Dans les années 2010, les journalistes et les médias traditionnels qui les employaient se sont tournés vers la vidéo sur des plateformes numériques comme Facebook et Twitter. En 2020, ils se sont tournés vers TikTok. Alors que le monde était confiné en raison de la pandémie de Covid-19, la plateforme a vu son audience monter en flèche. Et ces nouveaux téléspectateurs se sont révélés particulièrement avides d’informations – une faim que les agences de presse et les journalistes indépendants étaient prêts à nourrir.
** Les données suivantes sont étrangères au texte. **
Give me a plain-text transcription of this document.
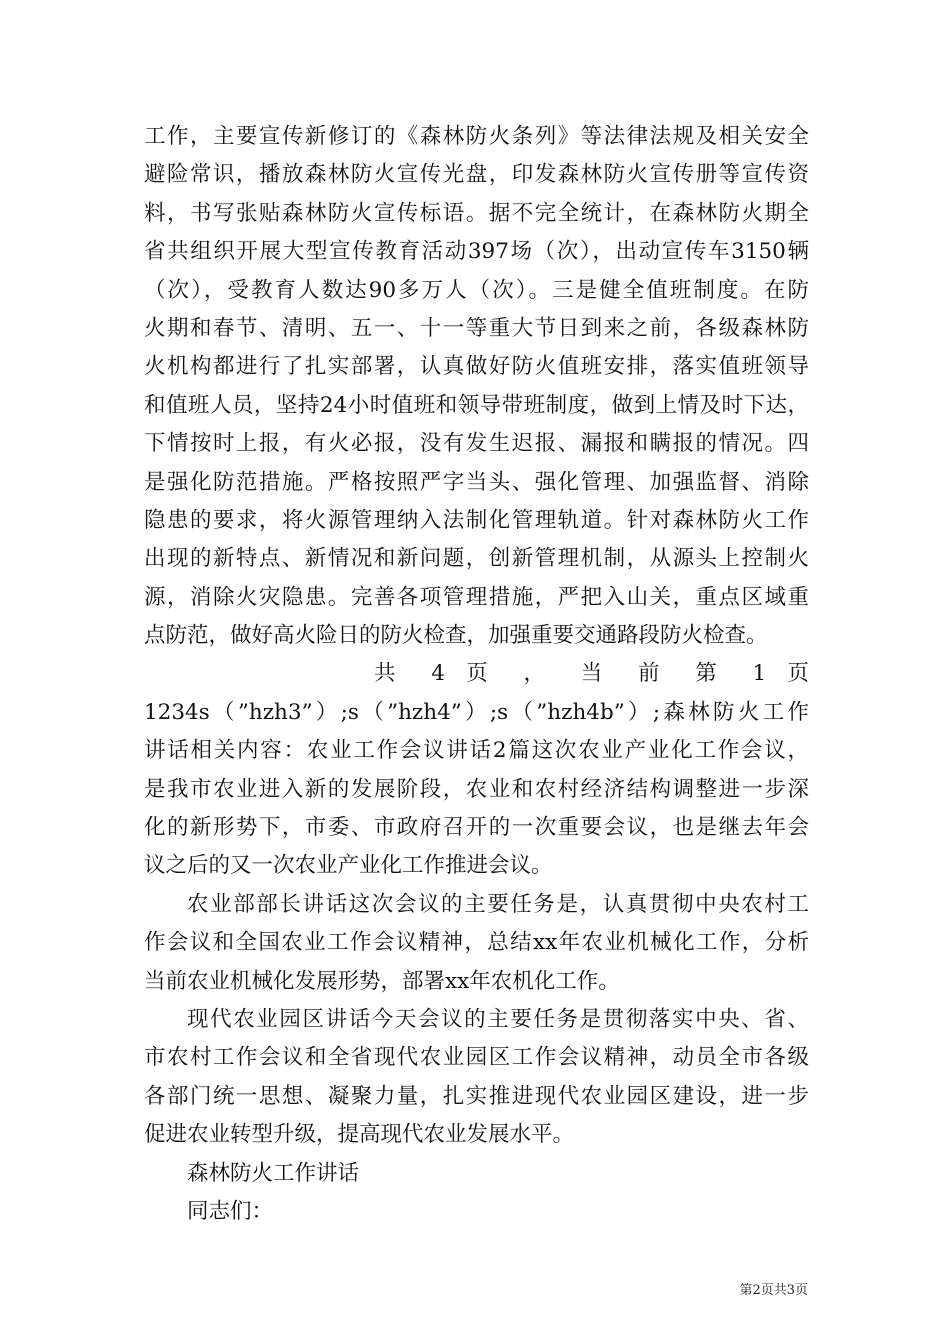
工作，主要宣传新修订的《森林防火条列》等法律法规及相关安全
避险常识，播放森林防火宣传光盘，印发森林防火宣传册等宣传资
料，书写张贴森林防火宣传标语。据不完全统计，在森林防火期全
省共组织开展大型宣传教育活动397场（次），出动宣传车3150辆
（次），受教育人数达90多万人（次）。三是健全值班制度。在防
火期和春节、清明、五一、十一等重大节日到来之前，各级森林防
火机构都进行了扎实部署，认真做好防火值班安排，落实值班领导
和值班人员，坚持24小时值班和领导带班制度，做到上情及时下达，
下情按时上报，有火必报，没有发生迟报、漏报和瞒报的情况。四
是强化防范措施。严格按照严字当头、强化管理、加强监督、消除
隐患的要求，将火源管理纳入法制化管理轨道。针对森林防火工作
出现的新特点、新情况和新问题，创新管理机制，从源头上控制火
源，消除火灾隐患。完善各项管理措施，严把入山关，重点区域重
点防范，做好高火险日的防火检查，加强重要交通路段防火检查。
共 4 页 ， 当 前 第 1 页
1234s（”hzh3”）;s（”hzh4”）;s（”hzh4b”）;森林防火工作
讲话相关内容：农业工作会议讲话2篇这次农业产业化工作会议，
是我市农业进入新的发展阶段，农业和农村经济结构调整进一步深
化的新形势下，市委、市政府召开的一次重要会议，也是继去年会
议之后的又一次农业产业化工作推进会议。
农业部部长讲话这次会议的主要任务是，认真贯彻中央农村工
作会议和全国农业工作会议精神，总结xx年农业机械化工作，分析
当前农业机械化发展形势，部署xx年农机化工作。
现代农业园区讲话今天会议的主要任务是贯彻落实中央、省、
市农村工作会议和全省现代农业园区工作会议精神，动员全市各级
各部门统一思想、凝聚力量，扎实推进现代农业园区建设，进一步
促进农业转型升级，提高现代农业发展水平。
森林防火工作讲话
同志们：
第2页共3页
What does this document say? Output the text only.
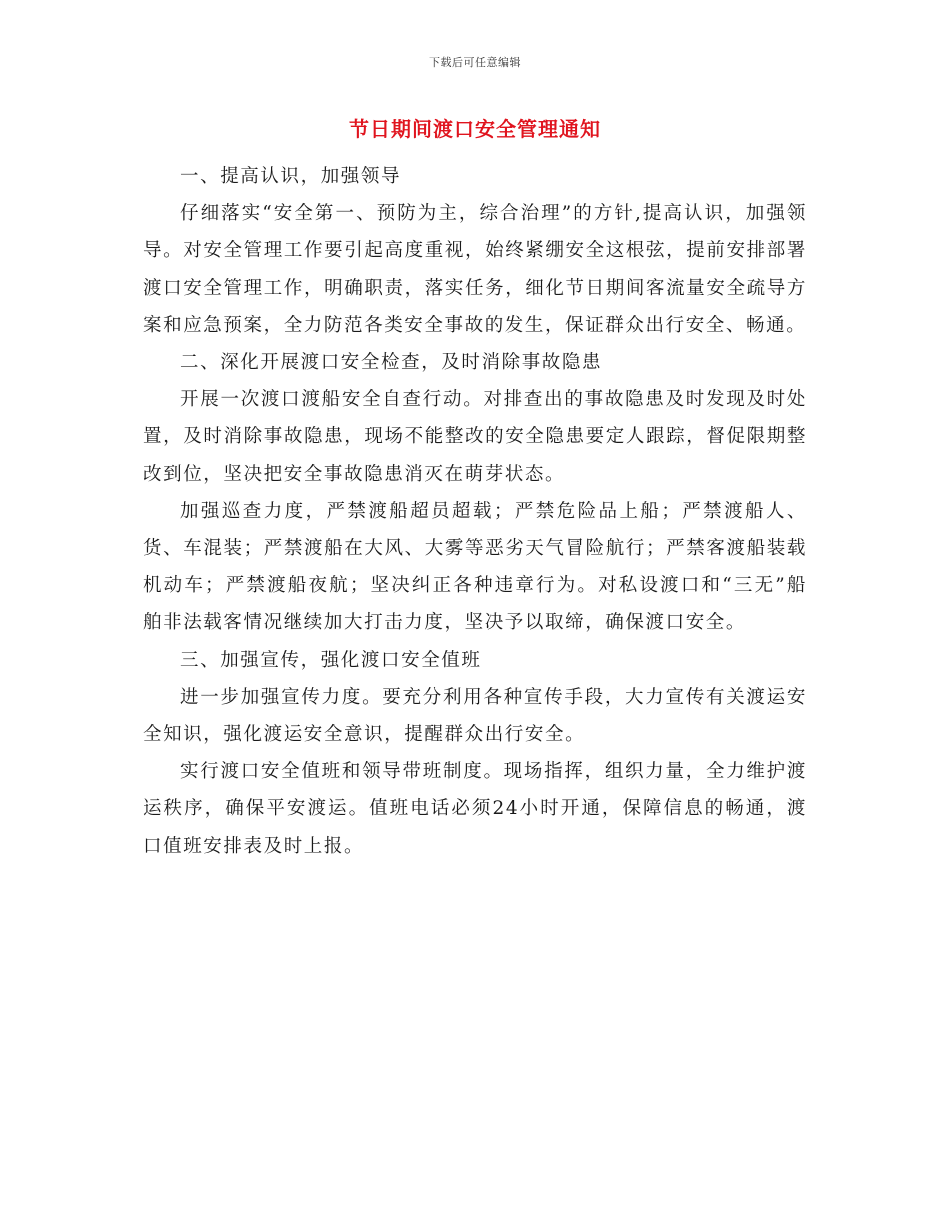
下载后可任意编辑
节日期间渡口安全管理通知

一、提高认识，加强领导

仔细落实“安全第一、预防为主，综合治理”的方针,提高认识，加强领导。对安全管理工作要引起高度重视，始终紧绷安全这根弦，提前安排部署渡口安全管理工作，明确职责，落实任务，细化节日期间客流量安全疏导方案和应急预案，全力防范各类安全事故的发生，保证群众出行安全、畅通。

二、深化开展渡口安全检查，及时消除事故隐患

开展一次渡口渡船安全自查行动。对排查出的事故隐患及时发现及时处置，及时消除事故隐患，现场不能整改的安全隐患要定人跟踪，督促限期整改到位，坚决把安全事故隐患消灭在萌芽状态。

加强巡查力度，严禁渡船超员超载；严禁危险品上船；严禁渡船人、货、车混装；严禁渡船在大风、大雾等恶劣天气冒险航行；严禁客渡船装载机动车；严禁渡船夜航；坚决纠正各种违章行为。对私设渡口和“三无”船舶非法载客情况继续加大打击力度，坚决予以取缔，确保渡口安全。

三、加强宣传，强化渡口安全值班

进一步加强宣传力度。要充分利用各种宣传手段，大力宣传有关渡运安全知识，强化渡运安全意识，提醒群众出行安全。

实行渡口安全值班和领导带班制度。现场指挥，组织力量，全力维护渡运秩序，确保平安渡运。值班电话必须24小时开通，保障信息的畅通，渡口值班安排表及时上报。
Mais cette fête semble prête à céder la place à la famine. Le 19 janvier, TikTok deviendra probablement sombre en raison d’une loi bipartite adoptée par le Congrès rendant obligatoire sa vente à la société chinoise ByteDance. La Cour suprême a rendu vendredi un arrêt confirmant cette loi, qui interdit effectivement TikTok aux États-Unis.

Même si les agences de presse elles-mêmes réagiront probablement à la perte de TikTok en trouvant simplement la prochaine plateforme de médias sociaux pour partager leur contenu, l’impact de l’interdiction se fera vivement sentir parmi les écrivains et les journalistes qui ont intégré la plateforme – et ses conséquences. public – dans leur narration. TVNewser s’est entretenu avec trois journalistes sur la façon dont ils ont utilisé TikTok pour développer leur audience et comment ils se préparent à un paysage médiatique post-TikTok.
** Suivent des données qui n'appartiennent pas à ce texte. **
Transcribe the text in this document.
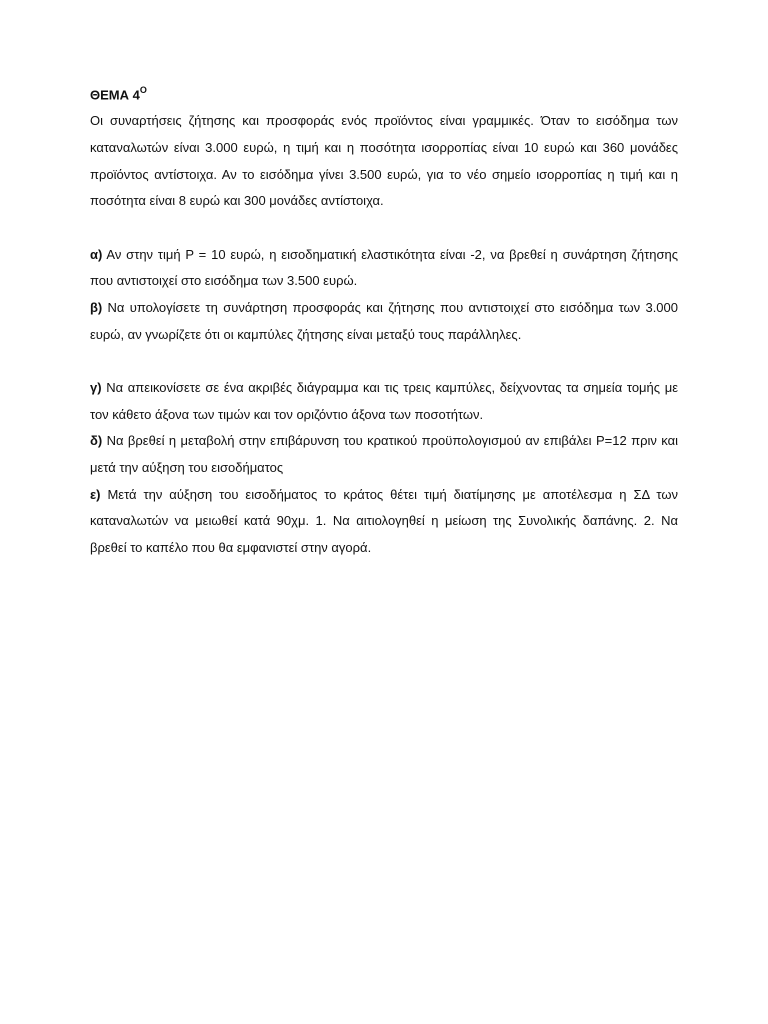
ΘΕΜΑ $4^O$

Οι συναρτήσεις ζήτησης και προσφοράς ενός προϊόντος είναι γραμμικές. Όταν το εισόδημα των καταναλωτών είναι 3.000 ευρώ, η τιμή και η ποσότητα ισορροπίας είναι 10 ευρώ και 360 μονάδες προϊόντος αντίστοιχα. Αν το εισόδημα γίνει 3.500 ευρώ, για το νέο σημείο ισορροπίας η τιμή και η ποσότητα είναι 8 ευρώ και 300 μονάδες αντίστοιχα.

α) Αν στην τιμή P = 10 ευρώ, η εισοδηματική ελαστικότητα είναι -2, να βρεθεί η συνάρτηση ζήτησης που αντιστοιχεί στο εισόδημα των 3.500 ευρώ.

β) Να υπολογίσετε τη συνάρτηση προσφοράς και ζήτησης που αντιστοιχεί στο εισόδημα των 3.000 ευρώ, αν γνωρίζετε ότι οι καμπύλες ζήτησης είναι μεταξύ τους παράλληλες.

γ) Να απεικονίσετε σε ένα ακριβές διάγραμμα και τις τρεις καμπύλες, δείχνοντας τα σημεία τομής με τον κάθετο άξονα των τιμών και τον οριζόντιο άξονα των ποσοτήτων.

δ) Να βρεθεί η μεταβολή στην επιβάρυνση του κρατικού προϋπολογισμού αν επιβάλει P=12 πριν και μετά την αύξηση του εισοδήματος

ε) Μετά την αύξηση του εισοδήματος το κράτος θέτει τιμή διατίμησης με αποτέλεσμα η ΣΔ των καταναλωτών να μειωθεί κατά 90χμ. 1. Να αιτιολογηθεί η μείωση της Συνολικής δαπάνης. 2. Να βρεθεί το καπέλο που θα εμφανιστεί στην αγορά.
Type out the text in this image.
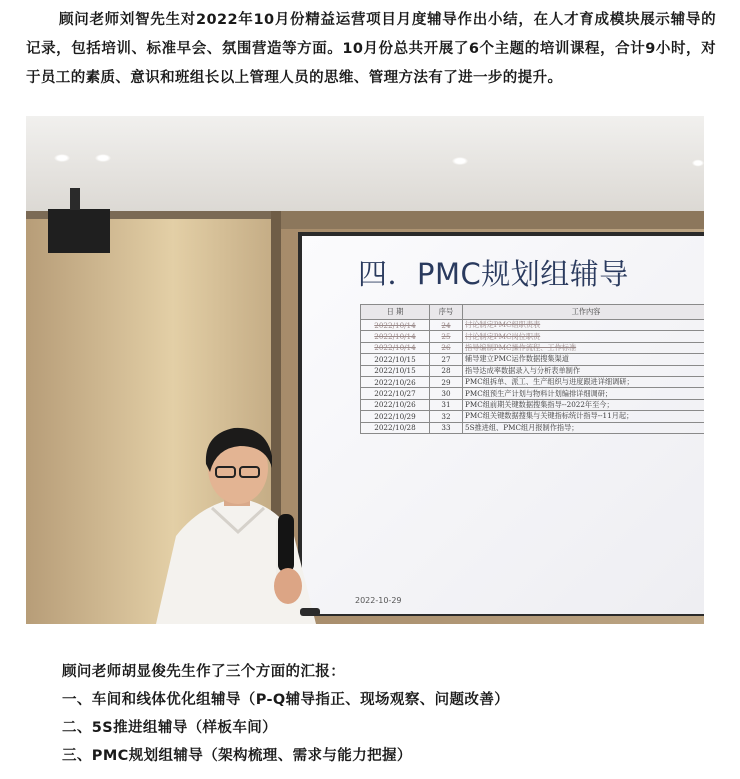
顾问老师刘智先生对2022年10月份精益运营项目月度辅导作出小结，在人才育成模块展示辅导的记录，包括培训、标准早会、氛围营造等方面。10月份总共开展了6个主题的培训课程，合计9小时，对于员工的素质、意识和班组长以上管理人员的思维、管理方法有了进一步的提升。

四．PMC规划组辅导
日 期	序号	工作内容
2022/10/14	24	讨论制定PMC组职责表
2022/10/14	25	讨论制定PMC岗位职责
2022/10/14	26	指导编制PMC操作流程、工作标准
2022/10/15	27	辅导建立PMC运作数据搜集渠道
2022/10/15	28	指导达成率数据录入与分析表单制作
2022/10/26	29	PMC组拆单、派工、生产组织与进度跟进详细调研；
2022/10/27	30	PMC组预生产计划与物料计划编排详细调研；
2022/10/26	31	PMC组前期关键数据搜集指导--2022年至今；
2022/10/29	32	PMC组关键数据搜集与关键指标统计指导--11月起；
2022/10/28	33	5S推进组、PMC组月报制作指导；
2022-10-29
顾问老师胡显俊先生作了三个方面的汇报：
一、车间和线体优化组辅导（P-Q辅导指正、现场观察、问题改善）
二、5S推进组辅导（样板车间）
三、PMC规划组辅导（架构梳理、需求与能力把握）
Dave Jorgenson, journaliste vidéo principal pour le Washington Post

En tant que « Tik Tok Guy » autoproclamé du Washington Post (une étiquette qu’il inclut fièrement dans sa bio Bluesky), Dave Jorgensen se souvient quand il a dû persuader presque de force ses collègues de la rédaction de le rejoindre devant la caméra en 2020. « Ils n’avaient aucune idée de ce qu’était TikTok », se souvient-il en riant. « Peut-être que leur référence était leur neveu, mais c’était tout. »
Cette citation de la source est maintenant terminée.